Terrorists or Freedom Fighters has many ways of responding to this question and others that arise. The book is an intellectual toolkit, indispensable to the thinking advocate for whom ethical integrity and the need to act are inseparable. Going straight to the heart of the matter, pioneer farmed-animal investigator and rescuer, in Australia, Patty Mark, writes in "To Free a Hen":

Each individual life we save means the world to us and to them. Pure bliss is watching a withered, featherless, debilitated, and naked little hen look up at the sky for the first time in her life, stretch her frail limbs, and then do what all hens adore: take a dust bath! (Terrorists or Freedom Fighters, p. 210).

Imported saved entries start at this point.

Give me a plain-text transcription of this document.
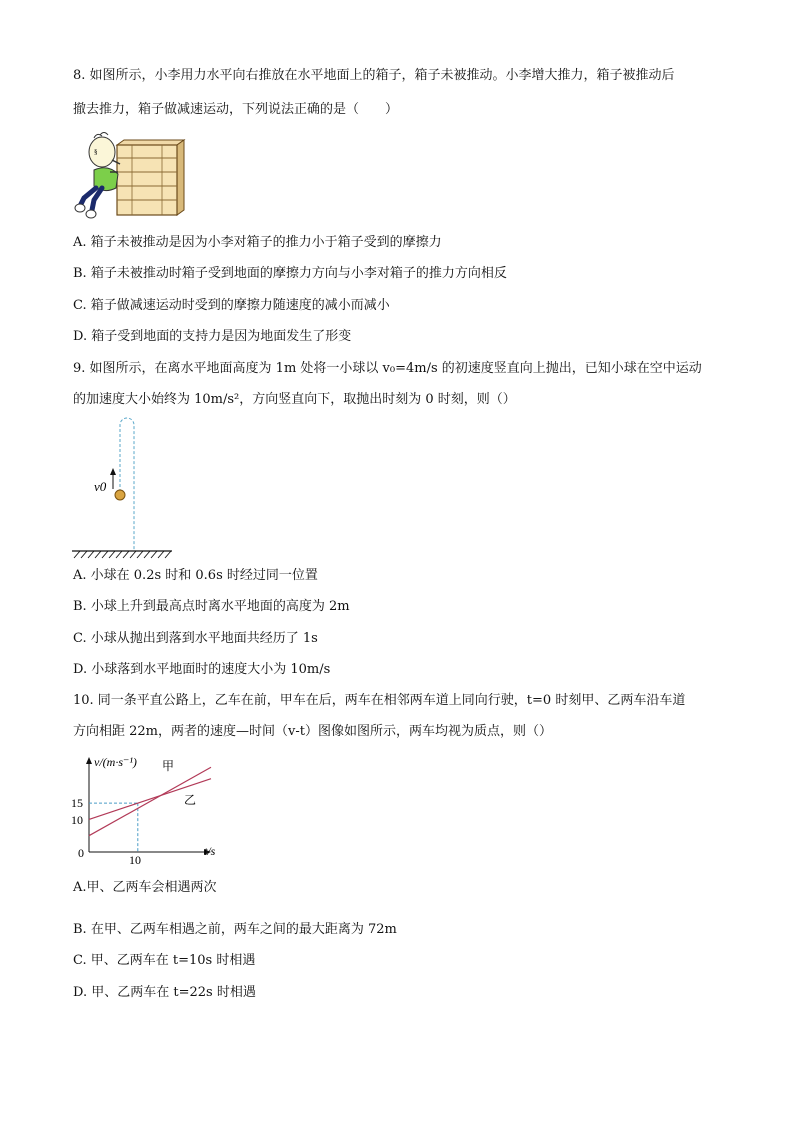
8. 如图所示，小李用力水平向右推放在水平地面上的箱子，箱子未被推动。小李增大推力，箱子被推动后
撤去推力，箱子做减速运动，下列说法正确的是（　　）
§
A. 箱子未被推动是因为小李对箱子的推力小于箱子受到的摩擦力
B. 箱子未被推动时箱子受到地面的摩擦力方向与小李对箱子的推力方向相反
C. 箱子做减速运动时受到的摩擦力随速度的减小而减小
D. 箱子受到地面的支持力是因为地面发生了形变
9. 如图所示，在离水平地面高度为 1m 处将一小球以 v₀=4m/s 的初速度竖直向上抛出，已知小球在空中运动
的加速度大小始终为 10m/s²，方向竖直向下，取抛出时刻为 0 时刻，则（）
v0
A. 小球在 0.2s 时和 0.6s 时经过同一位置
B. 小球上升到最高点时离水平地面的高度为 2m
C. 小球从抛出到落到水平地面共经历了 1s
D. 小球落到水平地面时的速度大小为 10m/s
10. 同一条平直公路上，乙车在前，甲车在后，两车在相邻两车道上同向行驶，t=0 时刻甲、乙两车沿车道
方向相距 22m，两者的速度—时间（v-t）图像如图所示，两车均视为质点，则（）
v/(m·s⁻¹)
t/s
0	10
10
15
甲
乙
A.甲、乙两车会相遇两次
B. 在甲、乙两车相遇之前，两车之间的最大距离为 72m
C. 甲、乙两车在 t=10s 时相遇
D. 甲、乙两车在 t=22s 时相遇
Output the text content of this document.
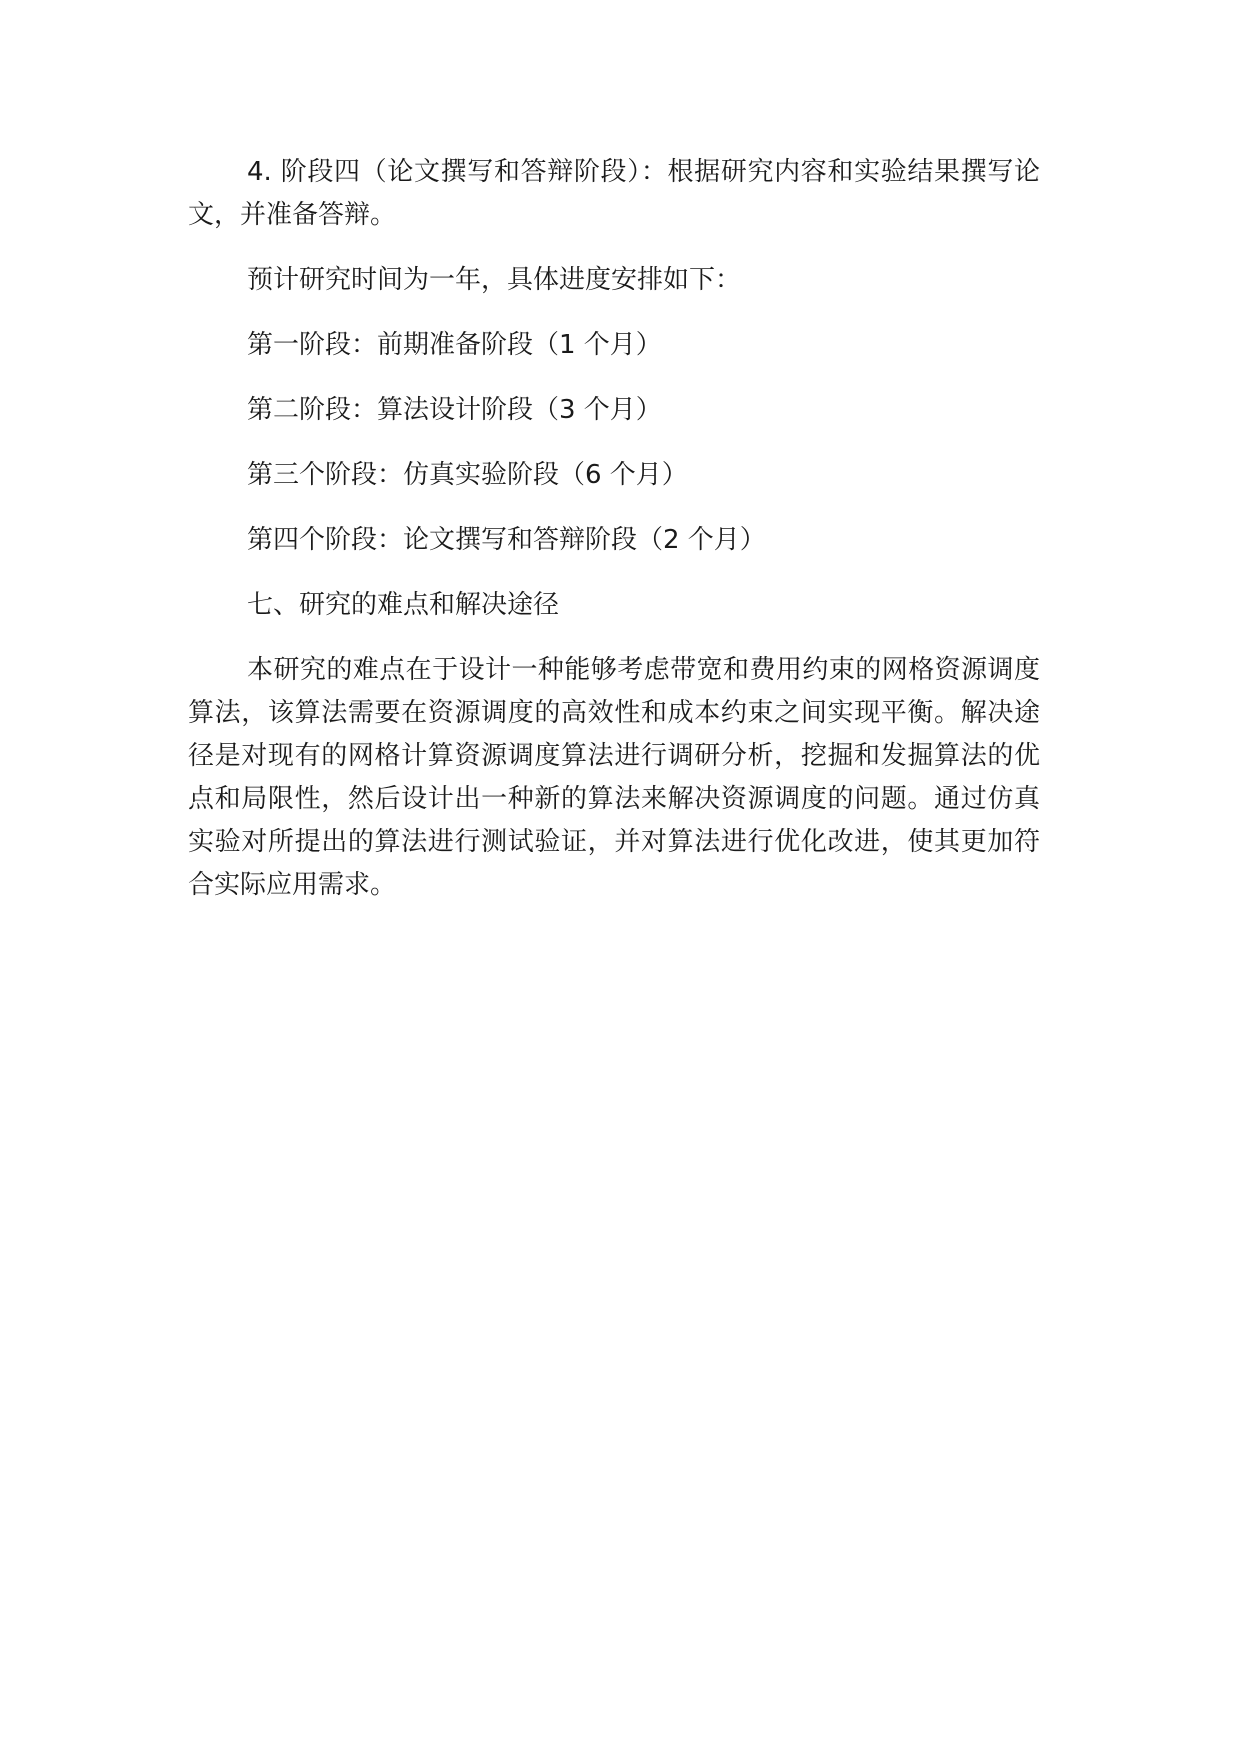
4. 阶段四（论文撰写和答辩阶段）：根据研究内容和实验结果撰写论文，并准备答辩。

预计研究时间为一年，具体进度安排如下：

第一阶段：前期准备阶段（1 个月）

第二阶段：算法设计阶段（3 个月）

第三个阶段：仿真实验阶段（6 个月）

第四个阶段：论文撰写和答辩阶段（2 个月）

七、研究的难点和解决途径

本研究的难点在于设计一种能够考虑带宽和费用约束的网格资源调度算法，该算法需要在资源调度的高效性和成本约束之间实现平衡。解决途径是对现有的网格计算资源调度算法进行调研分析，挖掘和发掘算法的优点和局限性，然后设计出一种新的算法来解决资源调度的问题。通过仿真实验对所提出的算法进行测试验证，并对算法进行优化改进，使其更加符合实际应用需求。
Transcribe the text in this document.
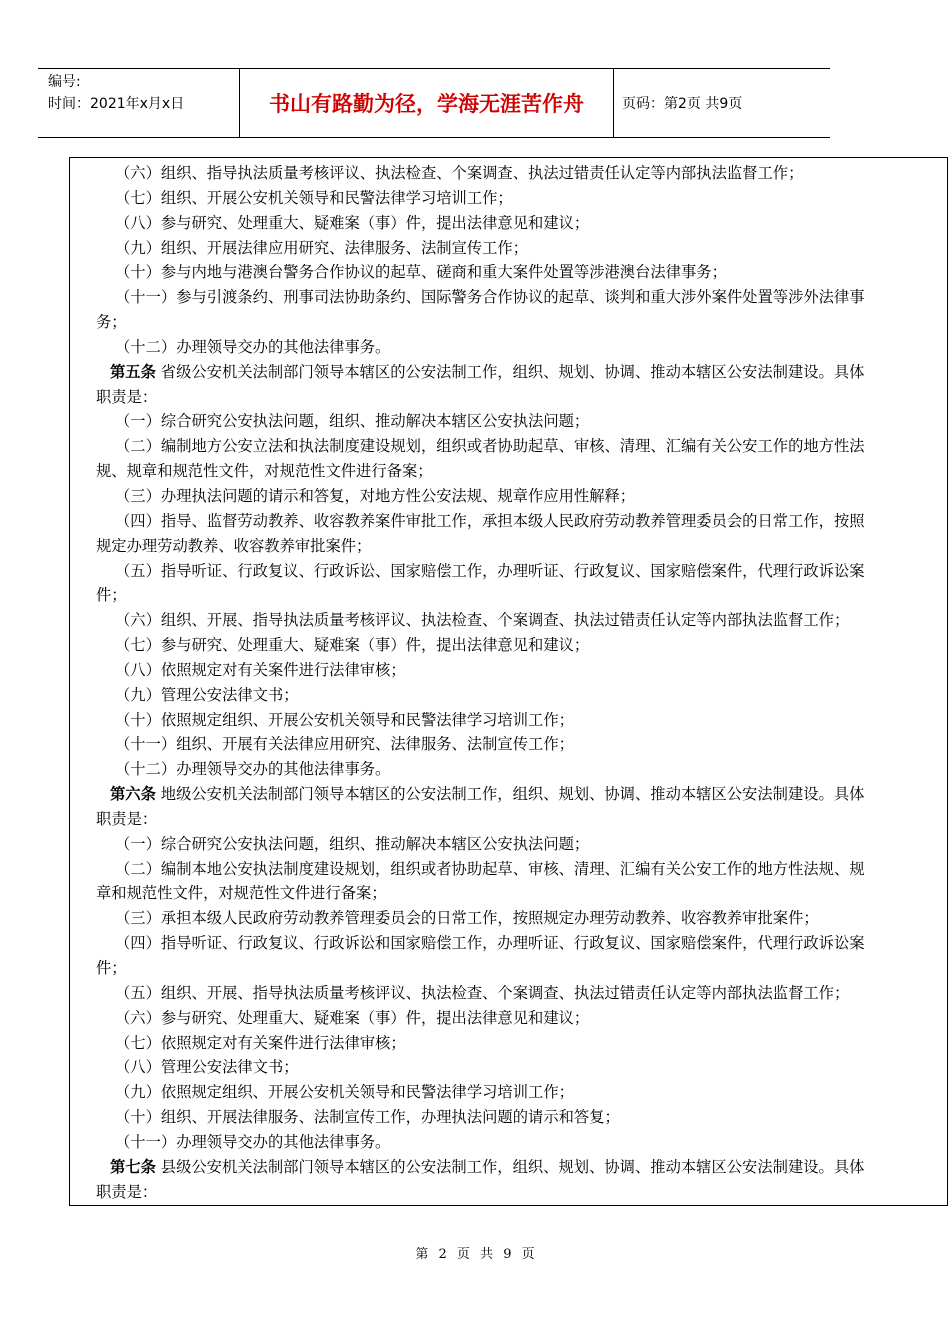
编号:
时间：2021年x月x日	书山有路勤为径，学海无涯苦作舟	页码：第2页 共9页
（六）组织、指导执法质量考核评议、执法检查、个案调查、执法过错责任认定等内部执法监督工作；
（七）组织、开展公安机关领导和民警法律学习培训工作；
（八）参与研究、处理重大、疑难案（事）件，提出法律意见和建议；
（九）组织、开展法律应用研究、法律服务、法制宣传工作；
（十）参与内地与港澳台警务合作协议的起草、磋商和重大案件处置等涉港澳台法律事务；
（十一）参与引渡条约、刑事司法协助条约、国际警务合作协议的起草、谈判和重大涉外案件处置等涉外法律事
务；
（十二）办理领导交办的其他法律事务。
第五条 省级公安机关法制部门领导本辖区的公安法制工作，组织、规划、协调、推动本辖区公安法制建设。具体
职责是：
（一）综合研究公安执法问题，组织、推动解决本辖区公安执法问题；
（二）编制地方公安立法和执法制度建设规划，组织或者协助起草、审核、清理、汇编有关公安工作的地方性法
规、规章和规范性文件，对规范性文件进行备案；
（三）办理执法问题的请示和答复，对地方性公安法规、规章作应用性解释；
（四）指导、监督劳动教养、收容教养案件审批工作，承担本级人民政府劳动教养管理委员会的日常工作，按照
规定办理劳动教养、收容教养审批案件；
（五）指导听证、行政复议、行政诉讼、国家赔偿工作，办理听证、行政复议、国家赔偿案件，代理行政诉讼案
件；
（六）组织、开展、指导执法质量考核评议、执法检查、个案调查、执法过错责任认定等内部执法监督工作；
（七）参与研究、处理重大、疑难案（事）件，提出法律意见和建议；
（八）依照规定对有关案件进行法律审核；
（九）管理公安法律文书；
（十）依照规定组织、开展公安机关领导和民警法律学习培训工作；
（十一）组织、开展有关法律应用研究、法律服务、法制宣传工作；
（十二）办理领导交办的其他法律事务。
第六条 地级公安机关法制部门领导本辖区的公安法制工作，组织、规划、协调、推动本辖区公安法制建设。具体
职责是：
（一）综合研究公安执法问题，组织、推动解决本辖区公安执法问题；
（二）编制本地公安执法制度建设规划，组织或者协助起草、审核、清理、汇编有关公安工作的地方性法规、规
章和规范性文件，对规范性文件进行备案；
（三）承担本级人民政府劳动教养管理委员会的日常工作，按照规定办理劳动教养、收容教养审批案件；
（四）指导听证、行政复议、行政诉讼和国家赔偿工作，办理听证、行政复议、国家赔偿案件，代理行政诉讼案
件；
（五）组织、开展、指导执法质量考核评议、执法检查、个案调查、执法过错责任认定等内部执法监督工作；
（六）参与研究、处理重大、疑难案（事）件，提出法律意见和建议；
（七）依照规定对有关案件进行法律审核；
（八）管理公安法律文书；
（九）依照规定组织、开展公安机关领导和民警法律学习培训工作；
（十）组织、开展法律服务、法制宣传工作，办理执法问题的请示和答复；
（十一）办理领导交办的其他法律事务。
第七条 县级公安机关法制部门领导本辖区的公安法制工作，组织、规划、协调、推动本辖区公安法制建设。具体
职责是：
第 2 页 共 9 页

Revealing the faces of these birds and other animals as they are being compassionately lifted from the dead piles onto which they were thrown, the mass graves in which they were buried alive, the cages upon cages surrounding them, or the manure pits into which they fell, showing them responding to a little cup of water after all they have been through – this is what the animal liberation movement as a whole, masked or otherwise, must try to accomplish, whatever else it does. Terrorists or Freedom Fighters is a field guide that can help us go forward with confidence for animals, because we have no choice but to push on amid the politics of institutionalized terrorism and unstinted brutality that have thus far largely defined the human enterprise on earth. Gentle words and fighting words, without disruptive, illegal, even militant action, might not, in the view of many people, be enough under the circumstances.

__________________

Karen Davis is the founder and president of United Poultry Concerns, a nonprofit organization that promotes the compassionate and respectful treatment of domestic fowl (www.upc-online.org). Her essay "Open Rescues: Putting a Face on the Rescuers and on the Rescued" appears in the book under review. In addition to many published essays and articles, Karen Davis’s books include Prisoned Chickens, Poisoned Eggs: An Inside Look at the Modern Poultry Industry; More Than a Meal: The Turkey in History, Myth, Ritual, and Reality; Instead of Chicken, Instead of Turkey: A Poultryless "Poultry" Potpourri; and A Home for Henny. Her latest book is The Holocaust and the Henmaid’s Tale: A Case for Comparing Atrocities (Lantern Books, 2005).